近年のグローバリゼーションの進展、新興国の市場の拡大に伴い、生産拠点や物流拠点を海外に移転、新設する企業が増えている。このようなグローバル企業においては、市場の需要変動に迅速かつ的確に対応するため、業務効率の向上、物流の最適化といった高度なSCMの構築が必要であり、とりわけ、輸送情報のリアルタイムでの「見える化」が必須となっている。

同社の国際航空貨物部門では、従来からこのような顧客のニーズに応えるべく、NICEやREWARDSなどの日通独自の情報システムにより、精度の高い輸送情報、倉庫情報の提供に努めてきたが、「見える化」を一層進め、より高度な輸送情報を提供するため、UHF帯のRFタグを貨物に貼付し、トレースするシステムの検討を行ってきた。

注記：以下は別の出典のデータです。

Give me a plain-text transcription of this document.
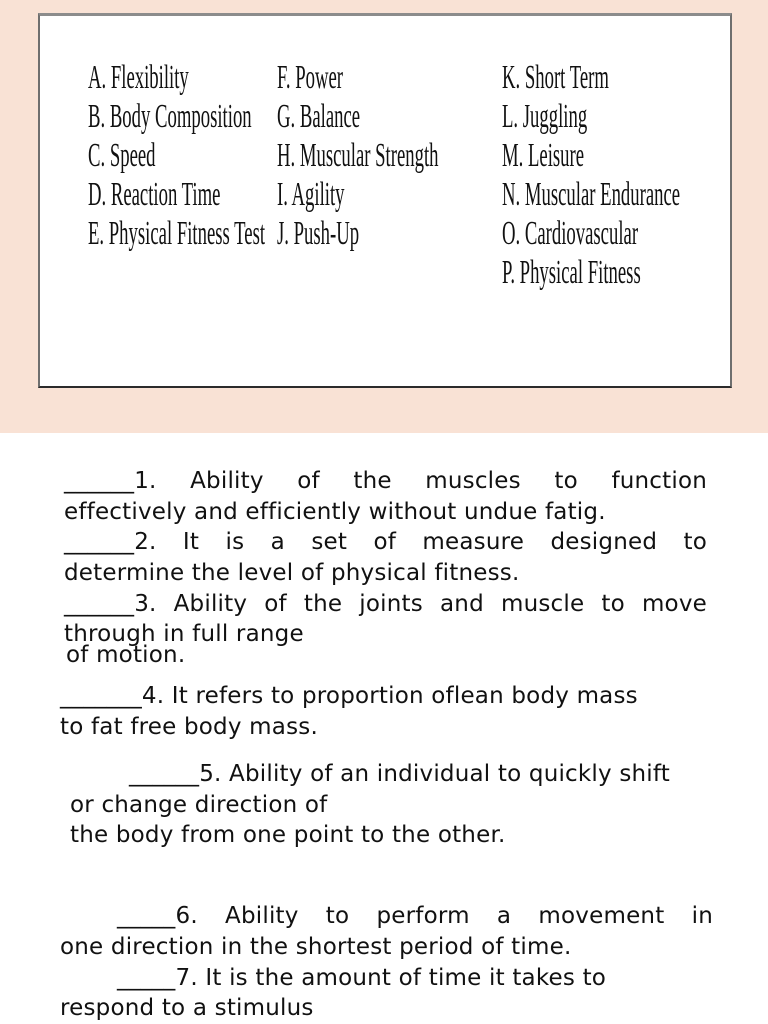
A. Flexibility
B. Body Composition
C. Speed
D. Reaction Time
E. Physical Fitness Test
F. Power
G. Balance
H. Muscular Strength
I. Agility
J. Push-Up
K. Short Term
L. Juggling
M. Leisure
N. Muscular Endurance
O. Cardiovascular
P. Physical Fitness
______1. Ability of the muscles to function
effectively and efficiently without undue fatig.
______2. It is a set of measure designed to
determine the level of physical fitness.
______3. Ability of the joints and muscle to move
through in full range
of motion.
_______4. It refers to proportion oflean body mass
to fat free body mass.
______5. Ability of an individual to quickly shift
or change direction of
the body from one point to the other.
_____6. Ability to perform a movement in
one direction in the shortest period of time.
_____7. It is the amount of time it takes to
respond to a stimulus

導入検討にあたり、成田空港外の同社の施設及び上海浦東空港外の同社施設における、実運用に向けた読み取り実証実験を行ってきた結果、このほど実用化の目処がたったため、RFIDシステム導入への豊富な実績と高い技術力を持つ(株)日立製作所をソリューションパートナーとし、UHF帯のRFIDを使用した「貨物追跡システム」を本格的に導入することにした。

同システムでは、ISOが定める国際標準規格に準拠した日立のUHF帯のRFID「μ-Chip Hibiki」を採用し、UHF帯のRFIDを業界で初めて国際航空貨物分野に実際に取り入れ、顧客の求める「サプライチェーンの見える化」及び業務プロセスの改善を支援する。 

同サービスは、今後の物流需要の増大が一層見込まれる上海浦東空港への輸出貨物において運用を開始し、順次国内5拠点、海外13拠点へ展開していく予定。また、温度・衝撃センサーとRFIDとの連携による輸送中情報の付加サービスの提供、環境問題への取り組み(反復資材管理・環境規制情報の付加)にも寄与する仕組みの構築により、さらに高品質なサービスの提供を進めていく。